In a sense, it doesn't seem practical for Little Lou to be tackling Walter Payton, either. At USC, he tackled with his hands and his head, but Lynn has advised him to dive and use his body to make a tackle. It's either that or injured reserve.
"Yeah, I'm probably more suited for baseball," Little Lou admits. ". . . But, you know, Greg Luzinski was more suited for football, and he played baseball."
Big Lou saw this coming a long time ago. Big Lou, as a St. Louis Cardinal outfielder, helped lead his team to the 1967 World Series championship and also is baseball's all-time stolen base leader. In 1974, Big Lou stole a then-record 118 bases.
Little Lou was there.
In fact, Little Lou hung around the clubhouse daily. The one thing he remembers about those early World Series days was pitcher Bob Gibson spanking him.
"You know why?" Big Lou says. "It's because he used to walk up and kick Gibson as hard as he could. Gibson would turn around and kick him back."

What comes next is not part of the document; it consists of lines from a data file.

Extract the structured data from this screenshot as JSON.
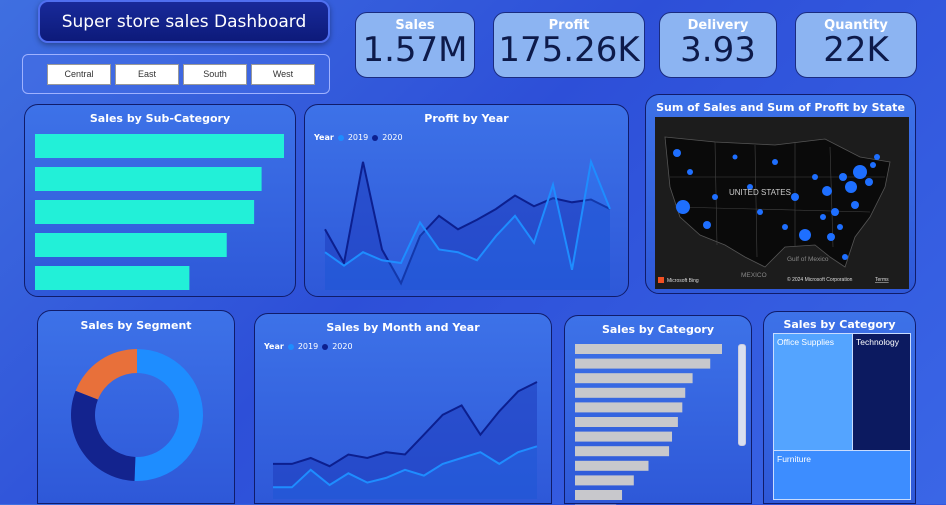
{
  "header": {
    "title": "Super store sales Dashboard"
  },
  "slicer": {
    "regions": [
      "Central",
      "East",
      "South",
      "West"
    ]
  },
  "kpis": [
    {
      "label": "Sales",
      "value": "1.57M"
    },
    {
      "label": "Profit",
      "value": "175.26K"
    },
    {
      "label": "Delivery",
      "value": "3.93"
    },
    {
      "label": "Quantity",
      "value": "22K"
    }
  ],
  "titles": {
    "sub_category": "Sales by Sub-Category",
    "profit_year": "Profit by Year",
    "map": "Sum of Sales and Sum of Profit by State",
    "segment": "Sales by Segment",
    "month_year": "Sales by Month and Year",
    "category_bar": "Sales by Category",
    "category_tree": "Sales by Category"
  },
  "legend": {
    "label": "Year",
    "y2019": "2019",
    "y2020": "2020"
  },
  "map": {
    "country": "UNITED STATES",
    "gulf": "Gulf of Mexico",
    "mexico": "MEXICO",
    "credit": "© 2024 Microsoft Corporation",
    "terms": "Terms",
    "bing": "Microsoft Bing"
  },
  "treemap": {
    "a": "Office Supplies",
    "b": "Technology",
    "c": "Furniture"
  },
  "colors": {
    "teal": "#22f0d8",
    "series2019": "#1e8dff",
    "series2020": "#0c1f8f",
    "donut_a": "#1e8dff",
    "donut_b": "#13238e",
    "donut_c": "#e8703a"
  },
  "chart_data": [
    {
      "type": "bar",
      "title": "Sales by Sub-Category",
      "orientation": "horizontal",
      "values": [
        100,
        91,
        88,
        77,
        62
      ]
    },
    {
      "type": "area",
      "title": "Profit by Year",
      "series": [
        {
          "name": "2019",
          "values": [
            28,
            18,
            28,
            22,
            20,
            50,
            30,
            28,
            22,
            40,
            55,
            35,
            78,
            15,
            95,
            60
          ]
        },
        {
          "name": "2020",
          "values": [
            45,
            20,
            95,
            30,
            5,
            40,
            55,
            45,
            52,
            60,
            70,
            62,
            68,
            65,
            67,
            60
          ]
        }
      ]
    },
    {
      "type": "pie",
      "title": "Sales by Segment",
      "values": [
        50.6,
        30.4,
        19.0
      ]
    },
    {
      "type": "area",
      "title": "Sales by Month and Year",
      "series": [
        {
          "name": "2019",
          "values": [
            10,
            10,
            25,
            12,
            22,
            14,
            18,
            25,
            20,
            30,
            35,
            40,
            30,
            40,
            45
          ]
        },
        {
          "name": "2020",
          "values": [
            30,
            30,
            35,
            28,
            38,
            35,
            40,
            38,
            55,
            72,
            80,
            55,
            75,
            92,
            100
          ]
        }
      ]
    },
    {
      "type": "bar",
      "title": "Sales by Category",
      "orientation": "horizontal",
      "values": [
        100,
        92,
        80,
        75,
        73,
        70,
        66,
        64,
        50,
        40,
        32,
        28,
        26
      ]
    },
    {
      "type": "heatmap",
      "title": "Sales by Category",
      "categories": [
        "Office Supplies",
        "Technology",
        "Furniture"
      ],
      "values": [
        43,
        36,
        21
      ]
    }
  ]
}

The point is, Little Lou spent so much time around a big league clubhouse that he took the sport for granted. According to Big Lou, Little Lou was so good so early that he got bored with it all. And by playing football, there were homecoming dances and so forth. High school baseball games, meanwhile, were attended by mothers and fathers and brothers and sisters and hardly anybody else.
"They didn't have homecoming baseball games," Big Lou points out.